El colofón lo puso el fraude fiscal griego: el déficit fiscal, que ya era de un abultado 6% del PIB en 2006, se reveló mucho mayor, alcanzando el 15% del PIB en 2009 y creando serias dudas sobre su sostenibilidad fiscal y su viabilidad dentro del euro. En ese momento, apareció la posibilidad de reestructuración de la deuda y de la salida del euro, amplificada por la fatídica decisión de Angela Merkel y Nicolas Sarkozy en Deauville (Francia) de involucrar al sector privado y los titubeos del BCE. Y ya no hubo marcha atrás. Analistas y mercados crearon sus listas de países por orden de desequilibrios fiscales y externos, se crearon las categorías de Estados deudores y acreedores, aparecieron las primas de riesgo, y el euro ya nunca fue igual. Los países fuertes se beneficiaban del crecimiento de la demanda externa y los tipos de interés bajos, los países débiles sufrían para mantenerse a flote. La convergencia económica que debería generar la moneda única se frenó, dando paso a la divergencia, la fragmentación y la reducción de riesgos compartidos. Pero, a pesar de todo, el euro siguió siendo valorado positivamente: al fin y al cabo, defendiéndose de algunos intentos de forzar su salida, los países que más sufrieron durante la crisis decidieron permanecer en el sistema.

La historia del euro partió con los recelos entre Francia y Alemania y la preocupación de controlar la indisciplina fiscal italiana, y la crisis de la moneda única amplificó este deseo de control al resto de la periferia. Es la historia de una desconfianza, justificada o no, amplificada por una arquitectura económica incompleta que genera la necesidad de pasar más tiempo debatiendo sistemas de reglas tremendamente complicadas para reforzar los controles internos que diseñando instrumentos para aumentar el crecimiento potencial y afrontar los retos externos.

Tuvo que llegar la pandemia, y que los países frugales se dieran cuenta de que no podían contar esta vez con la demanda externa para seguir creciendo, para que el objetivo pasara a ser la resiliencia interna. De repente, algo que había sido declarado políticamente imposible durante una década —los eurobonos— apareció en tan solo un par de meses para financiar el NGEU y sostener la demanda interna europea.

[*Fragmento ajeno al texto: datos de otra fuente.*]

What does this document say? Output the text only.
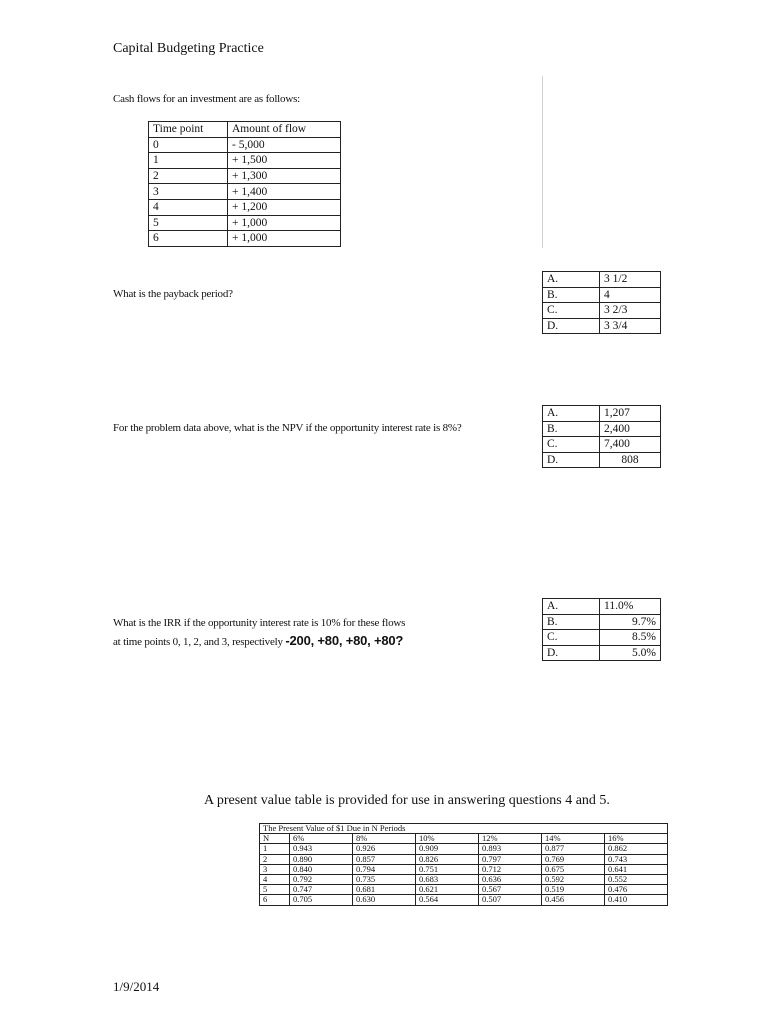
Capital Budgeting Practice
Cash flows for an investment are as follows:
Time point	Amount of flow
0	- 5,000
1	+ 1,500
2	+ 1,300
3	+ 1,400
4	+ 1,200
5	+ 1,000
6	+ 1,000
What is the payback period?
A.	3 1/2
B.	4
C.	3 2/3
D.	3 3/4
For the problem data above, what is the NPV if the opportunity interest rate is 8%?
A.	1,207
B.	2,400
C.	7,400
D.	808
What is the IRR if the opportunity interest rate is 10% for these flows
at time points 0, 1, 2, and 3, respectively -200, +80, +80, +80?
A.	11.0%
B.	9.7%
C.	8.5%
D.	5.0%
A present value table is provided for use in answering questions 4 and 5.
The Present Value of $1 Due in N Periods						
N	6%	8%	10%	12%	14%	16%
1	0.943	0.926	0.909	0.893	0.877	0.862
2	0.890	0.857	0.826	0.797	0.769	0.743
3	0.840	0.794	0.751	0.712	0.675	0.641
4	0.792	0.735	0.683	0.636	0.592	0.552
5	0.747	0.681	0.621	0.567	0.519	0.476
6	0.705	0.630	0.564	0.507	0.456	0.410
1/9/2014
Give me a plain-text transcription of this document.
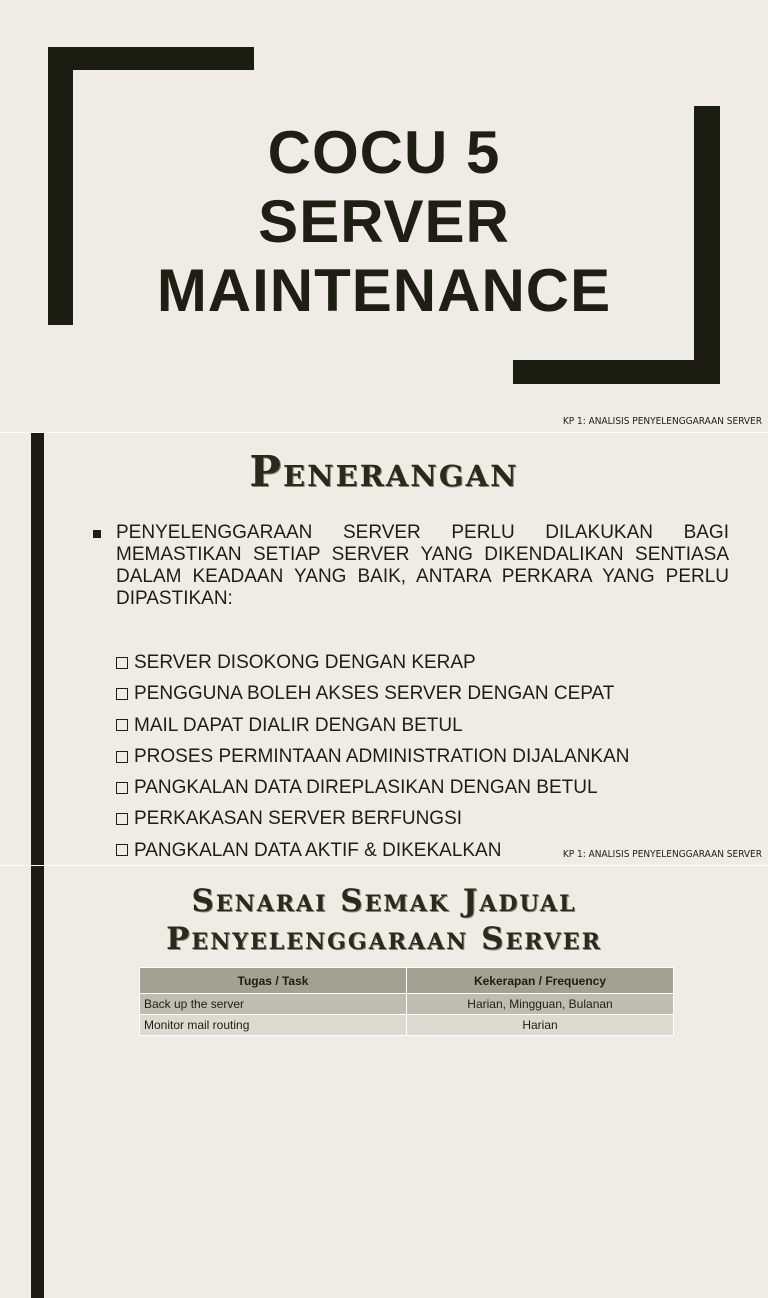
COCU 5
SERVER
MAINTENANCE
KP 1: ANALISIS PENYELENGGARAAN SERVER
Penerangan
PENYELENGGARAAN SERVER PERLU DILAKUKAN BAGI MEMASTIKAN SETIAP SERVER YANG DIKENDALIKAN SENTIASA DALAM KEADAAN YANG BAIK, ANTARA PERKARA YANG PERLU DIPASTIKAN:
SERVER DISOKONG DENGAN KERAP
PENGGUNA BOLEH AKSES SERVER DENGAN CEPAT
MAIL DAPAT DIALIR DENGAN BETUL
PROSES PERMINTAAN ADMINISTRATION DIJALANKAN
PANGKALAN DATA DIREPLASIKAN DENGAN BETUL
PERKAKASAN SERVER BERFUNGSI
PANGKALAN DATA AKTIF & DIKEKALKAN	KP 1: ANALISIS PENYELENGGARAAN SERVER
Senarai Semak Jadual
Penyelenggaraan Server
Tugas / Task	Kekerapan / Frequency
Back up the server	Harian, Mingguan, Bulanan
Monitor mail routing	Harian
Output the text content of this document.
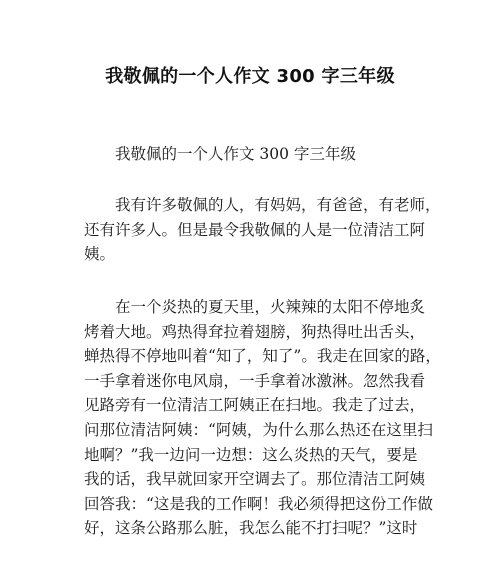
我敬佩的一个人作文 300 字三年级
我敬佩的一个人作文 300 字三年级
我有许多敬佩的人，有妈妈，有爸爸，有老师，
还有许多人。但是最令我敬佩的人是一位清洁工阿
姨。
在一个炎热的夏天里，火辣辣的太阳不停地炙
烤着大地。鸡热得耷拉着翅膀，狗热得吐出舌头，
蝉热得不停地叫着“知了，知了”。我走在回家的路，
一手拿着迷你电风扇，一手拿着冰激淋。忽然我看
见路旁有一位清洁工阿姨正在扫地。我走了过去，
问那位清洁阿姨：“阿姨，为什么那么热还在这里扫
地啊？”我一边问一边想：这么炎热的天气，要是
我的话，我早就回家开空调去了。那位清洁工阿姨
回答我：“这是我的工作啊！我必须得把这份工作做
好，这条公路那么脏，我怎么能不打扫呢？”这时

La crisis energética provocada por la invasión rusa de Ucrania volvió a tensar las costuras de la solidaridad europea, hasta que los más afectados por la ausencia de la energía rusa finalmente aceptaron a regañadientes que la virtud es cíclica y no siempre reside en el mismo sitio.

El euro ha mejorado con cada crisis y el BCE ha evolucionado y ganado credibilidad, pero sigue siendo un área monetaria imperfecta, penalizada por la falta de un mercado amplio y líquido de eurobonos que, entre otras cosa, limita el papel del euro como moneda internacional de reserva. La resaca de la pandemia y de la crisis energética ha puesto en peligro el mercado interior, debido al deseo de algunos países frugales de afrontar los retos geoestratégicos priorizando los subsidios a la industria nacional para ganar ventajas competitivas, en lugar de fomentar los bienes públicos europeos. Cuidado que los subsidios de hoy no acaben siendo como las devaluaciones competitivas de antes.

Eppur si muove (y, sin embargo, se mueve), que diría Galileo Galilei. A pesar de sus imperfecciones, el euro ha demostrado ser mejor que la alternativa de no tenerlo, y ha creado un área de estabilidad donde florecen los países que la aprovechan para mejorar la estructura de sus economías. Celebremos esos 25 años, y sigamos mejorándolo.